女郎花は、沖縄をのぞく日本全土および中国から東シベリアの日当たりのよい原野に普通に見られます。多年草で高さ1メートル前後で茎は真っ直ぐに立ち茎の上方で分岐しています。
8~10月に、茎の上部の枝分かれした先に多数の黄色い小花を傘状に咲かせます。
女郎花の仲間は、オトコエシ、ハクサンオミナエシ、キンレイカ、オオキンレイカ、チシマキンレイカなど15種類以上が知られています。
女郎花の名前の由来は、花の色が、オミナ(女性)をもヘス(圧する)、つまり美女を圧倒する美しさという意味からだという説やオミナ(女性)がウエシ(植えし)花という意味だという説や丈夫な印象があるオトコエシに比較して、全体として優しく見え、オミナ(女性)のように見えて「オミナエシ」と呼ばれたという説などあります。
大言海は、「花の色、美女を圧(へ)す意かといふ」と説明しています。
万葉集には女郎花を詠んだ歌が14首あります。
オミナエシの文字は、女郎花のほかに、美人部為、佳人部為、娘子部四などの文字があてられているそうです。
オミナには、「美人、佳人、娘子」という字があてられていて、どれも、美しい女性を思わせる文字の用い方になっています。
「おみな」について、広辞苑で調べてみると、「美人、佳人」と書いています。
大言海では、「女、音便にオウナ、オンナ」と書かれています。ということは、「おみな」から、現在の女性を指すオンナという言葉になったということだと思います。

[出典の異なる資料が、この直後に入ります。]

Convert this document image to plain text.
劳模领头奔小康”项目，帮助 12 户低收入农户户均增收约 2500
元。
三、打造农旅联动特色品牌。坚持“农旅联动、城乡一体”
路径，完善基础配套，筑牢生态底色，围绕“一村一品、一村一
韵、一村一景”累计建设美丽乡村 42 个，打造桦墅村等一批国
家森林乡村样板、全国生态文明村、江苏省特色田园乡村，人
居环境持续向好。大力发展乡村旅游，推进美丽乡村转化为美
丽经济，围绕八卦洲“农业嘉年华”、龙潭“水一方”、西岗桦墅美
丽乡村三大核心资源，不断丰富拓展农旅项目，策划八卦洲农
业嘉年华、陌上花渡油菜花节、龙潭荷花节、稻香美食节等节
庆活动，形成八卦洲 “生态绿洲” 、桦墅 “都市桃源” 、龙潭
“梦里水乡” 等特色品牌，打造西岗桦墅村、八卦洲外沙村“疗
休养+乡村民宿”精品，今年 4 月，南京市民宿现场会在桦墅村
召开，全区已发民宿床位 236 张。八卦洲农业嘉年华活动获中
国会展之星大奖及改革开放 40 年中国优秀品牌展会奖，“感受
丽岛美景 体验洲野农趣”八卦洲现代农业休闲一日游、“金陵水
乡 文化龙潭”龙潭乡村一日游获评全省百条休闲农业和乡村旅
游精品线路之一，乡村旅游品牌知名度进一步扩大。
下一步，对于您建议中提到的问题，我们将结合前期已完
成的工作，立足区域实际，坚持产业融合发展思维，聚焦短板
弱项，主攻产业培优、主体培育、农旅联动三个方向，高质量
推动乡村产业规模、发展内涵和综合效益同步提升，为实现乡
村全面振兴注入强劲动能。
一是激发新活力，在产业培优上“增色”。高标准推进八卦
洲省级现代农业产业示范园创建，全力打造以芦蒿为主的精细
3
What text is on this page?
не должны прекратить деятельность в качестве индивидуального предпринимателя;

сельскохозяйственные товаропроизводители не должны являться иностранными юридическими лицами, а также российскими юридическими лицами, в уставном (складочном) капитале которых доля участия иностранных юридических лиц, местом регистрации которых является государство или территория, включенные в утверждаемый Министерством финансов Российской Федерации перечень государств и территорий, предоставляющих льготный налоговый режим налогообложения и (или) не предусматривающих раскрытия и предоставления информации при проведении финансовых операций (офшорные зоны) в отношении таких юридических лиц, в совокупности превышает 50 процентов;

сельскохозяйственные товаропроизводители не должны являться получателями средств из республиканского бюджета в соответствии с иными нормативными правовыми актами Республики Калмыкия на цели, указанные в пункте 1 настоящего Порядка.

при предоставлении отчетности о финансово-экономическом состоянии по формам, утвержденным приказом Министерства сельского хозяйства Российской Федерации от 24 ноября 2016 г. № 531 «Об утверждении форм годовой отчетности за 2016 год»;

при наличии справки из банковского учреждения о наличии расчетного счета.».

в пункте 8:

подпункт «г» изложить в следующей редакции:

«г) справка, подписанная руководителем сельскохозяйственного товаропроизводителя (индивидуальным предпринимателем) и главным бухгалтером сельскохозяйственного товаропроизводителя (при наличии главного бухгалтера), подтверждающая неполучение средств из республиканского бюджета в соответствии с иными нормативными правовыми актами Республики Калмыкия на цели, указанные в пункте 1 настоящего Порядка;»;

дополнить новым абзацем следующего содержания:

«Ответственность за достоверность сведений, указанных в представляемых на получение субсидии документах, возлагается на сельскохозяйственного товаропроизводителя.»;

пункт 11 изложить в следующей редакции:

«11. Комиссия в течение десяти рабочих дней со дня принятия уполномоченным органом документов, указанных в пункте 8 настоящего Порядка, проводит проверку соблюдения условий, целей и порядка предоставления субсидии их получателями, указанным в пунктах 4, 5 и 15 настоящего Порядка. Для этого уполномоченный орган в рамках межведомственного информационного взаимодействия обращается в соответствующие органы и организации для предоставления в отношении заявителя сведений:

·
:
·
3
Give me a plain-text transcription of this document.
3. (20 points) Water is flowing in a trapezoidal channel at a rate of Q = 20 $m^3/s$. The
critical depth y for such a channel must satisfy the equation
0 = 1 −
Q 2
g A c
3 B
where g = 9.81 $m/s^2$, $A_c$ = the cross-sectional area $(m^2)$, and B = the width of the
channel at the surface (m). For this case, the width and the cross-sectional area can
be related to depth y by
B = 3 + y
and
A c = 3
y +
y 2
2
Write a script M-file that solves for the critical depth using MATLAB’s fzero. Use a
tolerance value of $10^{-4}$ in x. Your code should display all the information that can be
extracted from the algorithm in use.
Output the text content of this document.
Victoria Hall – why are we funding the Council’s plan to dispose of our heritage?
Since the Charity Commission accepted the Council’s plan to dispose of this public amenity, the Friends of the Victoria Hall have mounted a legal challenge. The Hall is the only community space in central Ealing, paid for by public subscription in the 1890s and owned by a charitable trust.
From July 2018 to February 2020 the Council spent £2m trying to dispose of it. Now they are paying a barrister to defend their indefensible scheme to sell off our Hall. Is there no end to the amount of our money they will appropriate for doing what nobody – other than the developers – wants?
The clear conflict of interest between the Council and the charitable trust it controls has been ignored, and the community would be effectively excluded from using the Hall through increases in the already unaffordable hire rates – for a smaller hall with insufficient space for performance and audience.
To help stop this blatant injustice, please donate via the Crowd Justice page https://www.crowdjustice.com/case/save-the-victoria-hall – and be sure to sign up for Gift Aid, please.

その後、平安時代初期以降は、女郎花の3字があてられるようになりました。
「源氏物語」に、
『花といえば名こそあだなれ女郎花なべての露に乱れやはする』
の記述があり、「女郎花」の文字があてられているそうです。
平安時代の頃には、「女郎」という言葉には、遊女という意味はなく、女性という意味だけだったのではないでしょうか!
ですから、「女郎花」というのは、「美しい女性に似た花」という意味だったのでしょう。
女郎花は、花の美しさとはうらはらに、草や根を乾燥させると醤油(しょうゆ)の腐敗したような臭いがするそうです。
こうしたことから、敗醤(はいしょう)という漢名が生まれました。「敗」には、腐るという意味もあります。
そして、草全体または、根茎を乾燥したものを敗醤と称して、漢方薬として用います。